Le patron a notamment défendu le poids de la France dans sa stratégie, basée sur l'internationalisation, nécessaire pour aller conquérir "les marchés qui seuls peuvent nous apporter la croissance, la Russie, le Brésil et surtout la Chine", mais aussi sur "le renforcement des marchés principaux, dont la France". Il a insisté:

"Nous voulons continuer d'avoir une attitude offensive en France. Nous l'avons récemment prouvé avec une campagne télé, la première depuis 10 ans, et la finalisation d'un investissement de 80 millions d'euros dans notre nouveau village de Val Thorens qui ouvrira en décembre avec plus de 200 créations d'emplois à la clé".

"L'ancrage français est à mes yeux nécessaire pour y conforter le Club Med", a-t-il plaidé.

Se priver d'un partenaire chinois: "une erreur colossale"

Il répondait par ces mots à Bonomi qui, en présentant son projet lundi devant la presse, avait critiqué les choix faits depuis une décennie sous Giscard d'Estaing, estimant que la France et la clientèle française étaient les oubliées de la montée en gamme et de l'internationalisation engagées.

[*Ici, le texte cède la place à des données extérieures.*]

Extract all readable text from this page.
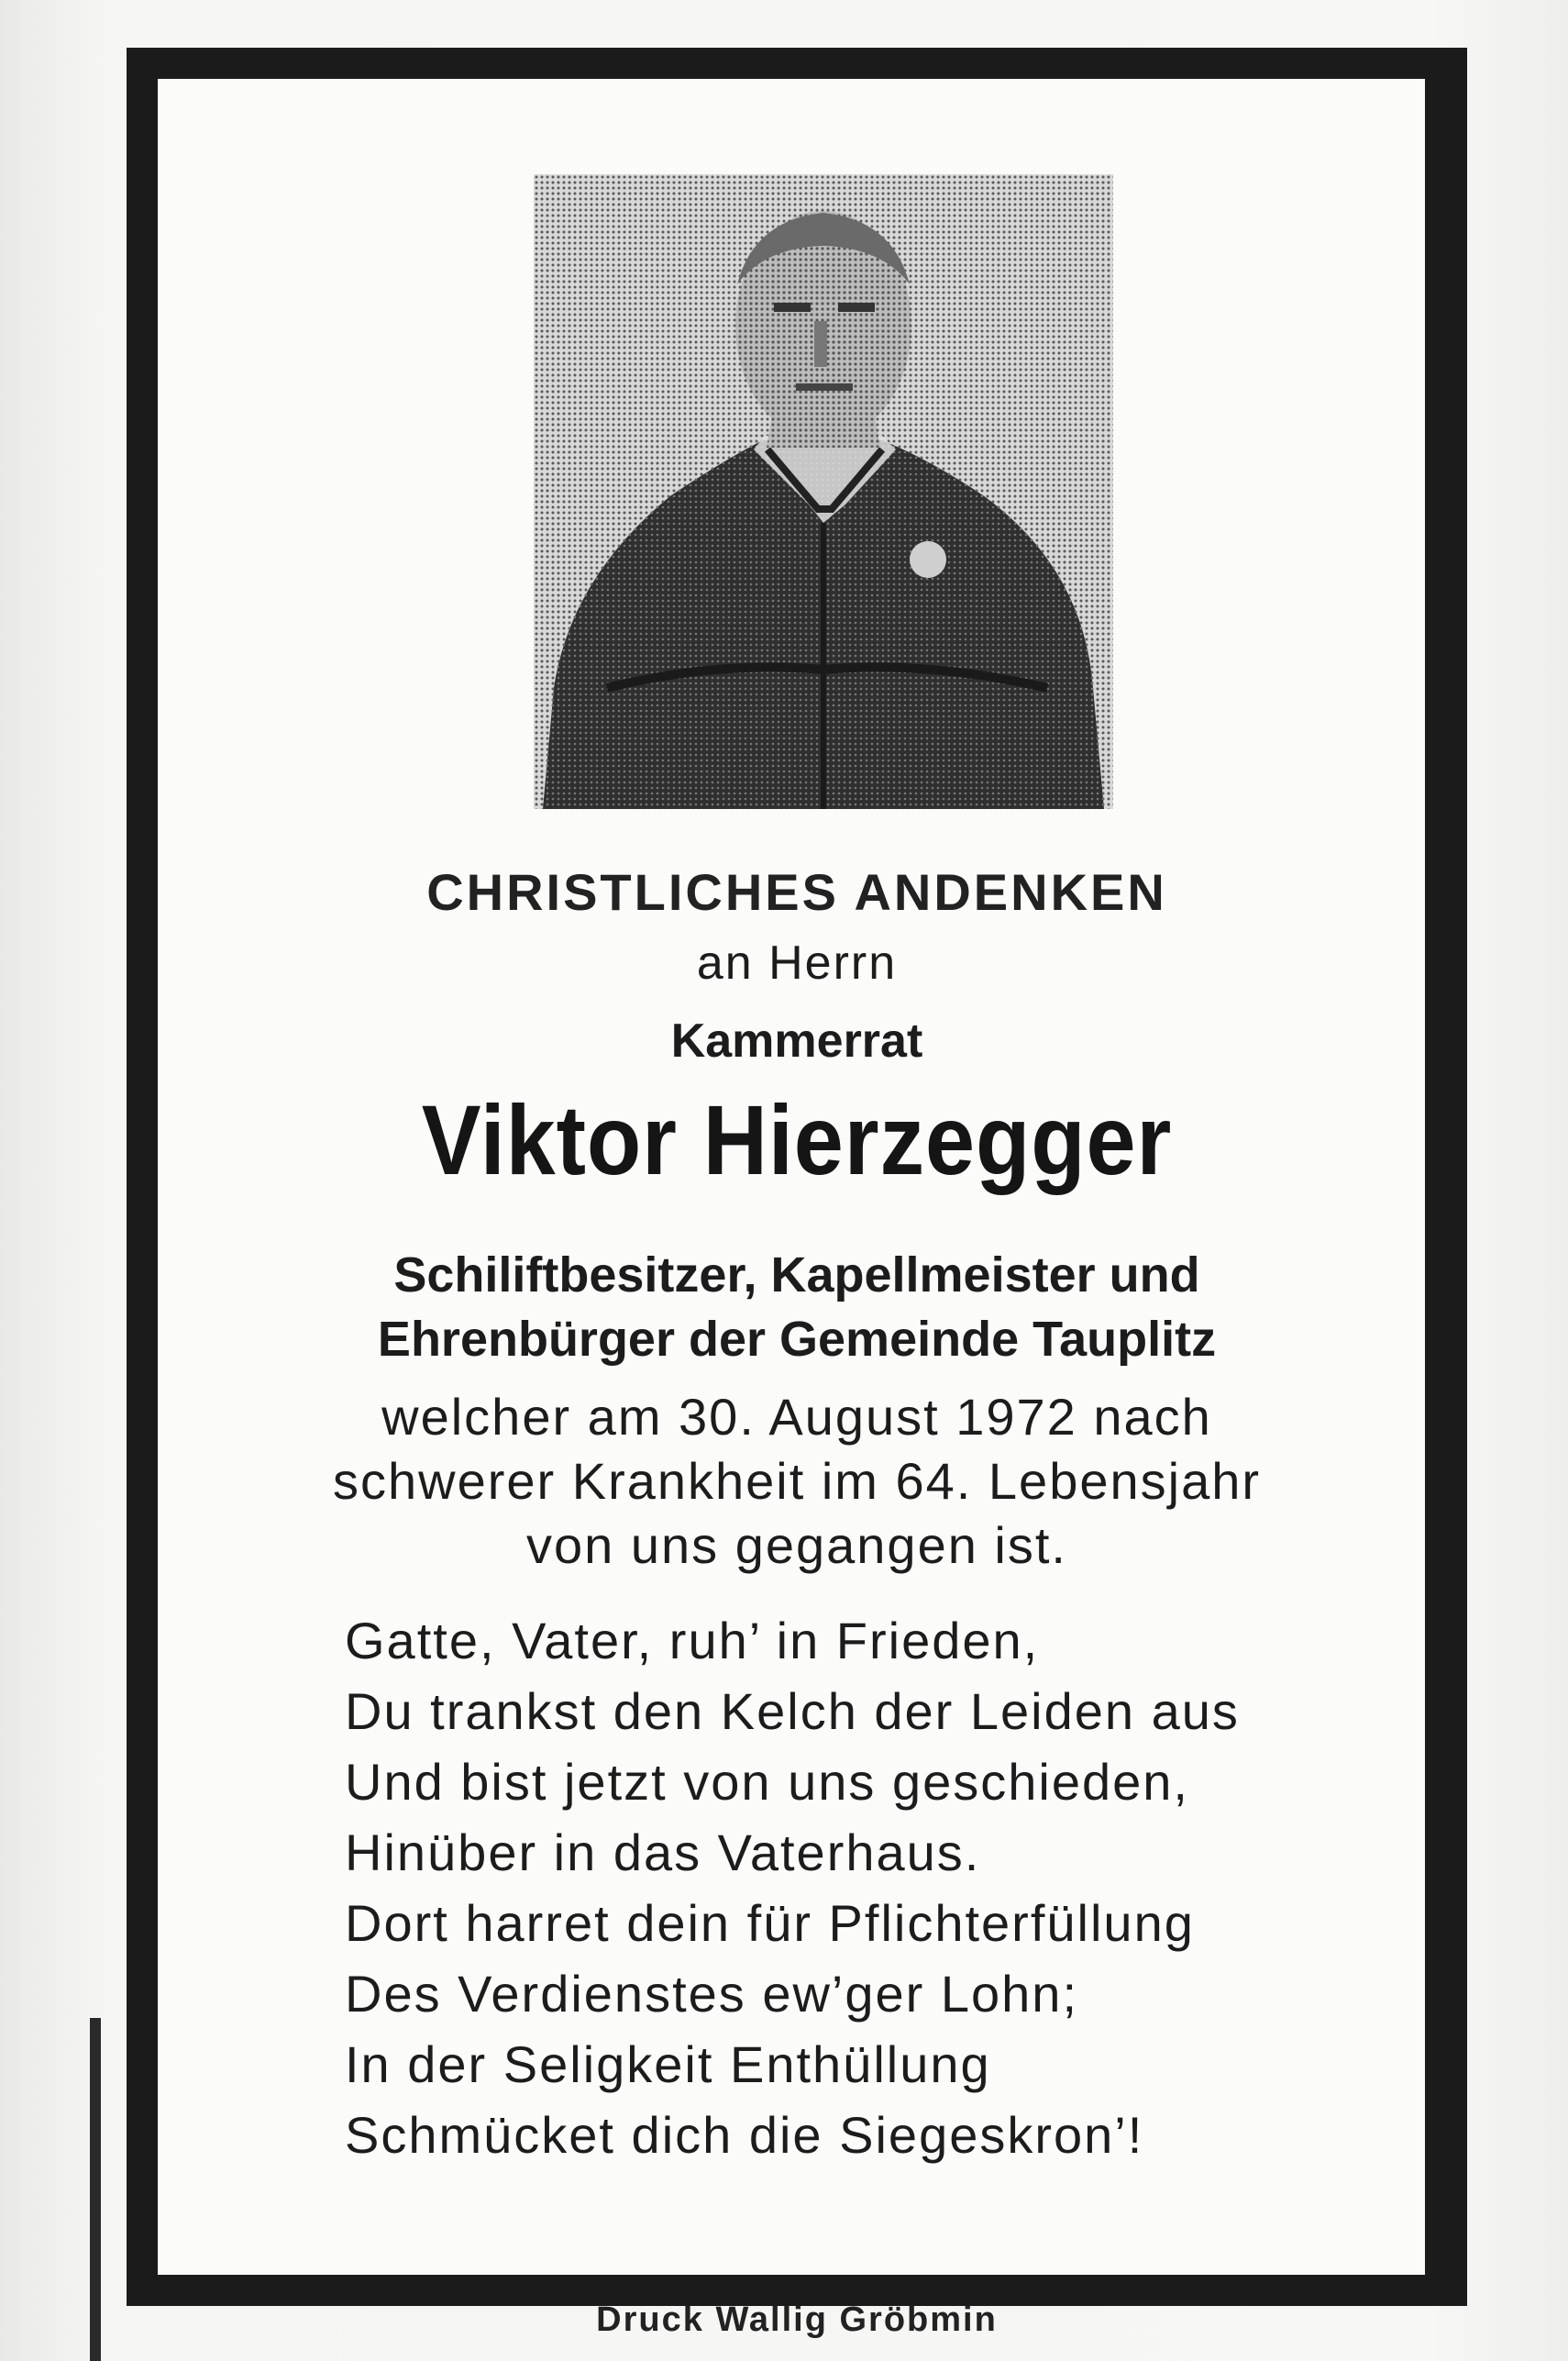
CHRISTLICHES ANDENKEN

an Herrn

Kammerrat

Viktor Hierzegger

Schiliftbesitzer, Kapellmeister und
Ehrenbürger der Gemeinde Tauplitz
welcher am 30. August 1972 nach
schwerer Krankheit im 64. Lebensjahr
von uns gegangen ist.
Gatte, Vater, ruh’ in Frieden,
Du trankst den Kelch der Leiden aus
Und bist jetzt von uns geschieden,
Hinüber in das Vaterhaus.
Dort harret dein für Pflichterfüllung
Des Verdienstes ew’ger Lohn;
In der Seligkeit Enthüllung
Schmücket dich die Siegeskron’!
Druck Wallig Gröbmin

Le PDG du Club Med a néanmoins exhorté à poursuivre le développement en Chine avec le conglomérat Fosun, "premier groupe privé en Chine", car "ce serait une erreur colossale de se priver de cet atout irremplaçable".

Deux offres soutenues par des perspectives inconciliables

Giscard d'Estaing a par ailleurs confessé avoir essayé en vain "de voir s'il était possible d'associer le groupe Bonomi au projet (...) construit avec Ardian et Fosun". Il a expliqué:

"Il y a trois semaines, en accord avec Ardian, j'ai organisé à Shanghaï une rencontre avec Andrea Bonomi et le président de Fosun, Guo Guangchang. Ils se sont ensuite revus tous les deux. Ces rendez-vous ont permis de constater combien les perspectives des uns et des autres sont différentes, à la fois sur le projet stratégique du Club Med et sur les principes".

Henri Giscard d'Estaing a précisé ne viser que "l'intérêt du Club":

"C'est "la seule chose qui me guide (...) Ce n'est pas un sujet de personnes", a-t-il assuré.